Sunday, October 19, 2014

How do we achieve 100%?

I nearly always drive when I travel. I hate to fly. I drive because before or after a busy week, the time on the road lets me think, without the constant interruption of email, phone calls, etc. This is some of my most productive thinking time. I like to play audio books. Yesterday it was Moby Dick --I like the classics.

Yesterday, during my eight hour drive, one of the things that I thought about over and over, was a conversation I'd had with a security manager at one of the government agencies during the week. We talked about his small team, and the need for analysis, and as the conversation continued, he brought it back to the user. Here's what he said. It stuck with me...
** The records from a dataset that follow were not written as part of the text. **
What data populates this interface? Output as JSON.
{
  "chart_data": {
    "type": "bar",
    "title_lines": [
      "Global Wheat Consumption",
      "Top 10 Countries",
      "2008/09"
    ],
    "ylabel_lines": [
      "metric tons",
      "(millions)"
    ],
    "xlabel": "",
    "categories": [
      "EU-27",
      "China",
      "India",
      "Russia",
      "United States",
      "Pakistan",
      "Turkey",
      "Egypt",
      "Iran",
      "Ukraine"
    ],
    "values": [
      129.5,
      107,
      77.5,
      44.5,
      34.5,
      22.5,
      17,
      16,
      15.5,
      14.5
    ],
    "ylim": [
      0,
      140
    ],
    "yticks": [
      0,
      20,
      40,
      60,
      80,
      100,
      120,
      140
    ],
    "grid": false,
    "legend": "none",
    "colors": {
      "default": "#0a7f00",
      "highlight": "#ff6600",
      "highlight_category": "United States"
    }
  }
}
Users get literally seconds to decide whether or not to click that email. They've gotten really good at recognizing run of the mill spam, and sometimes even catch the more advanced phishing, but still, our job is to give them the tools to help them during those few seconds. And if they make the wrong choice, then we need to be able to protect them. They really do try and do the right thing, but the emails can look very real. What are they to do? They rely on us.

So on the heels of yesterdays (blah) blog that I posted before hitting the road, I wanted to take a moment and address this very simple, but at the same time, very complex thought process.

This manager told me the story of an overzealous retired Air Force cyber guy who walked the halls, telling people, one at a time, that they needed help. He did threat briefs, helped users, and built a program --one office, one person at a time. Every office apparently has their own systems administration team, and none want to be 'that guy' who let their boss be embarrassed by having him or her click on spam. So they do an amazing amount of education and awareness. But again, it's not just the 90% that we must consider. And while it sounds unreachable, identification and mitigation of 100% of malicious emails must be the goal.

So how does that happen? Today, it doesn't. I've heard of email 'detonation' services that click on every link. DLP in this space is largely ineffective. Rule based systems have to little flexibility.

So I put this to you...

Thoughts? How do we achieve 100% guarantees of user protection in their email? How do we protect a diligent user when when they make the wrong choice?